A décima terceira é relacionada com quem tem família; ele deve ser “alguém que governa bem a sua própria casa, tendo seus filhos em sujeição, com toda a modéstia”, isto é comportamento conveniente.

Esta qualificação indica a combinação de autoridade, bondade e benevolência que ajuda os filhos a ter prazer em honrar os seus pais. A presença de filhos com este comportamento faz um verdadeiro lar. O caráter da sua família tem uma influência importante sobre o serviço do ancião. “Se alguém não sabe governar a sua própria casa, terá cuidado da igreja de Deus?” A mudança no verbo “governar” para “cuidar” é significante (embora a palavra “governar” seja usada em I Tm 5-17 em relação à igreja). Uma casa bem ordenada é a prova da capacidade do homem casado de cuidar dos filhos de Deus. A décima quarta também é negativa, “não neófito, para que, ensoberbecendo-se, não caia na condenação do diabo”; ele deve ter tido anos de experiência nas coisas de Deus, nas verdades ligadas à vida cristã e à igreja local. Se não, há o perigo de orgulho e ambição, e a condenação que trazem.

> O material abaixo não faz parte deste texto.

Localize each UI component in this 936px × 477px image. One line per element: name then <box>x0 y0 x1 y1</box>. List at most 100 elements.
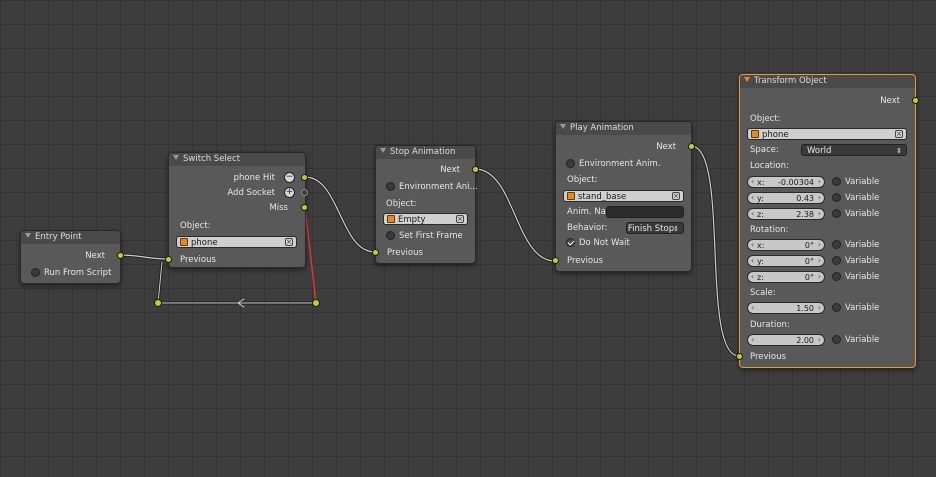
node-header[interactable]: Play Animation <box>556 122 691 135</box>
output-next-socket[interactable] <box>688 143 695 150</box>
output-next-socket[interactable] <box>472 166 479 173</box>
output-next-label: Next <box>880 96 900 106</box>
space-select[interactable]: World ⇕ <box>801 144 907 156</box>
collapse-triangle-icon[interactable] <box>380 148 386 153</box>
set-first-frame-checkbox[interactable]: Set First Frame <box>386 229 463 243</box>
node-header[interactable]: Stop Animation <box>376 146 475 159</box>
anim-name-input[interactable] <box>606 206 684 218</box>
input-previous-socket[interactable] <box>552 257 559 264</box>
rotation-x-field[interactable]: x: 0° <box>747 239 825 251</box>
scale-variable-checkbox[interactable]: Variable <box>832 301 879 315</box>
checkbox-icon[interactable] <box>832 177 841 186</box>
value: 0° <box>804 257 814 266</box>
behavior-select[interactable]: Finish Stop ⇕ <box>626 222 684 234</box>
node-title: Play Animation <box>570 123 634 133</box>
rotation-z-field[interactable]: z: 0° <box>747 271 825 283</box>
checkbox-label: Run From Script <box>44 268 112 278</box>
checkbox-icon[interactable] <box>386 182 395 191</box>
duration-field[interactable]: 2.00 <box>747 334 825 346</box>
node-play-animation[interactable]: Play Animation Next Environment Anim. Ob… <box>552 121 695 272</box>
node-header[interactable]: Switch Select <box>169 153 305 166</box>
value: 0° <box>804 273 814 282</box>
object-field[interactable]: stand_base × <box>563 190 684 202</box>
collapse-triangle-icon[interactable] <box>560 124 566 129</box>
output-next-socket[interactable] <box>912 97 919 104</box>
node-entry-point[interactable]: Entry Point Next Run From Script <box>20 230 124 284</box>
checkbox-icon[interactable] <box>832 303 841 312</box>
node-transform-object[interactable]: Transform Object Next Object: phone × Sp… <box>736 74 919 368</box>
remove-socket-button[interactable]: − <box>284 172 295 183</box>
duration-variable-checkbox[interactable]: Variable <box>832 333 879 347</box>
checkbox-icon[interactable] <box>31 268 40 277</box>
clear-icon[interactable]: × <box>672 192 680 200</box>
checkbox-icon[interactable] <box>832 240 841 249</box>
checkbox-icon[interactable] <box>832 256 841 265</box>
location-y-field[interactable]: y: 0.43 <box>747 192 825 204</box>
location-x-variable-checkbox[interactable]: Variable <box>832 175 879 189</box>
input-previous-socket[interactable] <box>372 249 379 256</box>
updown-arrows-icon: ⇕ <box>896 147 902 155</box>
environment-checkbox[interactable]: Environment Ani... <box>386 180 478 194</box>
object-field[interactable]: Empty × <box>383 213 468 225</box>
input-previous-socket[interactable] <box>165 256 172 263</box>
output-phone-hit-label: phone Hit <box>233 173 275 183</box>
add-socket-socket[interactable] <box>301 189 308 196</box>
checkbox-checked-icon[interactable] <box>566 238 575 247</box>
rotation-z-variable-checkbox[interactable]: Variable <box>832 270 879 284</box>
checkbox-label: Variable <box>845 303 880 313</box>
output-phone-hit-socket[interactable] <box>301 174 308 181</box>
rotation-y-variable-checkbox[interactable]: Variable <box>832 254 879 268</box>
do-not-wait-checkbox[interactable]: Do Not Wait <box>566 236 630 250</box>
input-previous-socket[interactable] <box>736 353 743 360</box>
output-miss-socket[interactable] <box>301 204 308 211</box>
run-from-script-checkbox[interactable]: Run From Script <box>31 266 111 280</box>
collapse-triangle-icon[interactable] <box>744 77 750 82</box>
checkbox-icon[interactable] <box>832 335 841 344</box>
location-z-field[interactable]: z: 2.38 <box>747 208 825 220</box>
rotation-y-field[interactable]: y: 0° <box>747 255 825 267</box>
environment-checkbox[interactable]: Environment Anim. <box>566 157 661 171</box>
object-cube-icon <box>387 215 395 223</box>
node-header[interactable]: Transform Object <box>740 75 915 88</box>
output-next-socket[interactable] <box>117 252 124 259</box>
location-z-variable-checkbox[interactable]: Variable <box>832 207 879 221</box>
rotation-x-variable-checkbox[interactable]: Variable <box>832 238 879 252</box>
object-field[interactable]: phone × <box>176 236 297 248</box>
clear-icon[interactable]: × <box>456 215 464 223</box>
location-y-variable-checkbox[interactable]: Variable <box>832 191 879 205</box>
anim-name-label: Anim. Na <box>567 207 606 217</box>
link-play-to-transform <box>689 144 741 358</box>
value: 0.43 <box>796 194 814 203</box>
add-socket-button[interactable]: + <box>284 187 295 198</box>
location-x-field[interactable]: x: -0.00304 <box>747 176 825 188</box>
link-loop-up <box>156 260 164 305</box>
object-field[interactable]: phone × <box>747 128 907 140</box>
checkbox-icon[interactable] <box>832 272 841 281</box>
checkbox-icon[interactable] <box>386 231 395 240</box>
checkbox-icon[interactable] <box>566 159 575 168</box>
behavior-value: Finish Stop <box>627 224 675 234</box>
output-next-label: Next <box>85 251 105 261</box>
collapse-triangle-icon[interactable] <box>25 233 31 238</box>
node-header[interactable]: Entry Point <box>21 231 120 244</box>
output-miss-label: Miss <box>269 203 288 213</box>
node-title: Stop Animation <box>390 147 456 157</box>
axis-label: y: <box>757 194 764 203</box>
input-previous-label: Previous <box>567 256 603 266</box>
node-title: Transform Object <box>754 76 827 86</box>
checkbox-icon[interactable] <box>832 209 841 218</box>
node-switch-select[interactable]: Switch Select phone Hit − Add Socket + M… <box>165 152 308 268</box>
output-next-label: Next <box>440 165 460 175</box>
input-previous-label: Previous <box>750 352 786 362</box>
node-stop-animation[interactable]: Stop Animation Next Environment Ani... O… <box>372 145 479 264</box>
object-label: Object: <box>567 175 598 185</box>
clear-icon[interactable]: × <box>895 130 903 138</box>
input-previous-label: Previous <box>387 248 423 258</box>
duration-label: Duration: <box>750 320 790 330</box>
scale-field[interactable]: 1.50 <box>747 302 825 314</box>
space-value: World <box>807 146 832 156</box>
collapse-triangle-icon[interactable] <box>173 155 179 160</box>
clear-icon[interactable]: × <box>285 238 293 246</box>
checkbox-icon[interactable] <box>832 193 841 202</box>
checkbox-label: Variable <box>845 193 880 203</box>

A décima quinta, e última, está relacionada com o mundo, “os que estão de fora”.

Estes observam sagazmente a vida moral dos salvos, e estão sempre prontos a denunciar qualquer mau comportamento, relaxamento e irresponsabilidade.

Estas qualificações têm em vista o seguinte: que o testemunho da vida daqueles que têm responsabilidade na igreja local possa ser consistente com o Nome do Senhor e com as doutrinas da fé. Tudo isto não deve impedir os irmãos mais novos de buscar a direção de Deus sobre os elevados e santos privilégios de liderança e suas consequentes recompensas.

Uma consideração mais detalhada e dada por Strauch*. Este livro todo merece ser considerado no contexto de cuidar de uma igreja local.

A recompensa aguardada

Há uma excelente promessa para o ancião em I Pedro 5:4. Quando o Sumo Pastor aparecer, ele alcançará “a incorruptível coroa da glória”.

Esta coroa será dada no dia da prestação de contas no Bema.† O fiel auxiliar do Sumo Pastor não ficará sem recompensa. A árdua, contínua, e muitas vezes desprezada, contribuição será adequadamente recompensada pelo próprio Sumo Pastor, que dará a “coroa da glória”.

* STRAUCH, Alexander. Biblical Leadership — An Urgent Call to Restore Biblical Church Leadership. Lewis and Roth Publishers, 1995.